Do you ever feel like your partner moves a little bit too quickly, perhaps going straight for “7” while you still want to enjoy just kissing? Or maybe you'd rather have a nice dinner, deep emotional conversation and slowly warm up to the act. This is a totally normal feeling and the desire isn't spontaneous, but rather responsive. In a number of sex studies have found that about 30% of women and 5% of men experience desire responsively. So, unlike other people for whom sexual desire emerges spontaneously, these people only begin wanting sex when intimate, emotional things have been building for a while. Everyone has different thresholds and sometimes calm, sensual foreplay and a shared understanding that love-making isn't the only option to build arousal. Not only that, but sexual desire isn't a drive in the way many people think it is; it's simply an interest or an incentive. hunger is a classic animal drive. It's a systematized way to motivate you to eat, thereby ensuring your survival. But sex is different. Nobody dies or shrivels up from lack of. Being unable to get it when you want it can be frustrating, but it's still something that you want, not something you need.

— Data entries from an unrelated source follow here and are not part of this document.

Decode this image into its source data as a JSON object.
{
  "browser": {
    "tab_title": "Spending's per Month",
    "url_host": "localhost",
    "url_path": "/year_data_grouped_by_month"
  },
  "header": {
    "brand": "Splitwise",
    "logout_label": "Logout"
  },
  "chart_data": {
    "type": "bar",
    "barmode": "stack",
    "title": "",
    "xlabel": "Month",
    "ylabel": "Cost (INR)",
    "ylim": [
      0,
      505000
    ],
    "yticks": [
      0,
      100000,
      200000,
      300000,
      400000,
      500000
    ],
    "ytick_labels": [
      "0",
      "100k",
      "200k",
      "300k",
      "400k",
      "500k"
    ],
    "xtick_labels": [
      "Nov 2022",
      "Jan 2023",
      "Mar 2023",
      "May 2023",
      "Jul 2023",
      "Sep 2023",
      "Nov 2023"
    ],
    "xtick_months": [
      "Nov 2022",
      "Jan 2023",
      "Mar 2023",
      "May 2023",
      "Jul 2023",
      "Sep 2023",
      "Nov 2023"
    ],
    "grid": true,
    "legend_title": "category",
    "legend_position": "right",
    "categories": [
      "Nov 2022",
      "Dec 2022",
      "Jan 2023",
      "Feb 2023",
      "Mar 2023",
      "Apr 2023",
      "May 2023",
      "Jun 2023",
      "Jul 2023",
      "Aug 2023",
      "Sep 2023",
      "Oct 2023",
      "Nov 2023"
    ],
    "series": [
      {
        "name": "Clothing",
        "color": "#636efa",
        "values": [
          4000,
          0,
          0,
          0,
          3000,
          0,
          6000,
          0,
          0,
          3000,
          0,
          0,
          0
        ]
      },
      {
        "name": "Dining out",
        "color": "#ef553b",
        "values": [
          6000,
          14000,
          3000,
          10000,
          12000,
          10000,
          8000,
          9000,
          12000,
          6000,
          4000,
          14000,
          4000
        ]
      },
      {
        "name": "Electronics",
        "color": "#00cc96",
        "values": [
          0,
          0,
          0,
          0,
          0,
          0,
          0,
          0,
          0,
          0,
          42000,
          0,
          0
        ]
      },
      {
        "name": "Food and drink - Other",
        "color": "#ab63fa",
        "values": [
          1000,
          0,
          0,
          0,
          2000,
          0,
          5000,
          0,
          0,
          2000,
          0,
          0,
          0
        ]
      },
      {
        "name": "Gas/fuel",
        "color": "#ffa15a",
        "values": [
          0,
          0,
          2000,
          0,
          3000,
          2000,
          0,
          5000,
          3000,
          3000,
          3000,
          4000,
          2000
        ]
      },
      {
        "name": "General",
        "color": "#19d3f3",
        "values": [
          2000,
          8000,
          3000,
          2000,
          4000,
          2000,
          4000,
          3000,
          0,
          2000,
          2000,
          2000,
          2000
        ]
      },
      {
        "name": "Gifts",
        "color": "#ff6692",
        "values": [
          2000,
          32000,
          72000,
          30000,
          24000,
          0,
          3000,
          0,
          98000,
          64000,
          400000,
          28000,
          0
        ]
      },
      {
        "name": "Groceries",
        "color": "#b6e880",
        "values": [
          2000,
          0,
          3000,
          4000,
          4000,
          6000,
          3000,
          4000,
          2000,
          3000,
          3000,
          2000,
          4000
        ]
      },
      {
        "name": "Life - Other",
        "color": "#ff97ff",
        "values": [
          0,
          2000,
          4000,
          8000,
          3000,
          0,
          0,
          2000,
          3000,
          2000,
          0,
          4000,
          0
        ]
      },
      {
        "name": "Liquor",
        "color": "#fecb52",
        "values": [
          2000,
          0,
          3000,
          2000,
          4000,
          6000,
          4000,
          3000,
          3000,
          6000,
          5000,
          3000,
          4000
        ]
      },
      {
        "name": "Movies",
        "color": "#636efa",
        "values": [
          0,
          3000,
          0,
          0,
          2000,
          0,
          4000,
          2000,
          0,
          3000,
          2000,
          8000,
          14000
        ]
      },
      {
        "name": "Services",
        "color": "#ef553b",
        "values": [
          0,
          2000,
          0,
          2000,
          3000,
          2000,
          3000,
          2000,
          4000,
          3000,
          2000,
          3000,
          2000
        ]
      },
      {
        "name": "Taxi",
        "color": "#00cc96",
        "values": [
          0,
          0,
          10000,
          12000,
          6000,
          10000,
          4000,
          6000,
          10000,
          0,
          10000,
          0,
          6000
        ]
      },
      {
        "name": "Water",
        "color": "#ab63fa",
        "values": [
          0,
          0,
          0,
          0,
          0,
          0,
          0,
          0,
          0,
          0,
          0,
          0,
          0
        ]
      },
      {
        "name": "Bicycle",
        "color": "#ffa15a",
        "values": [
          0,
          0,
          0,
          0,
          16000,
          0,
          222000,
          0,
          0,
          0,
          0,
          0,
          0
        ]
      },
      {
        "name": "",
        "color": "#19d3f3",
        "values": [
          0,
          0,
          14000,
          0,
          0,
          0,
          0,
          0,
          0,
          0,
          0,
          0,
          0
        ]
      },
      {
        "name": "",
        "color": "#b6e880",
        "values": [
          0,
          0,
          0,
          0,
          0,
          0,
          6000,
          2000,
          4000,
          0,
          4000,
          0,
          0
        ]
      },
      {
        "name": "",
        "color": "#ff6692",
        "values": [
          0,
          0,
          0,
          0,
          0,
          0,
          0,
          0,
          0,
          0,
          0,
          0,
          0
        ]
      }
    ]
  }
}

#8: All orgasms are unique, so don't worry if yours are different.

Have you ever been on vacation but suddenly in a bad mood? It's easy to grow panicked in this situation because if you're feeling bad during a holiday, what are you going to feel like when you get back to your daily grind? 🥳 🥳 🥳 Orgasms can be the same way, in the sense that people often worry about them unnecessarily. Concern about orgasms, or a lack of orgasms, is second only to lack of desire when it comes to the reasons women seek sexual counseling. Studies have found that such distress affects 5-15% of women. Why? Most orgasm-related issues have to do with overly activated sexual brakes or a sensitive inhibitory system. The problem is that being concerned or frustrated about climaxing can make your brain slam on the brakes even harder, producing a vicious cycle. Image there are many types of orgasm as there are women in the world. However, it has nothing to do with reproduction – it's all about pleasure. A common reason it often fails to produce a female O is because it doesn't always directly stimulate the places needed. It's essential to keep in mind that the big “O ”, isn't just a physical reaction but is holistically connected with the emotional parts of yourself.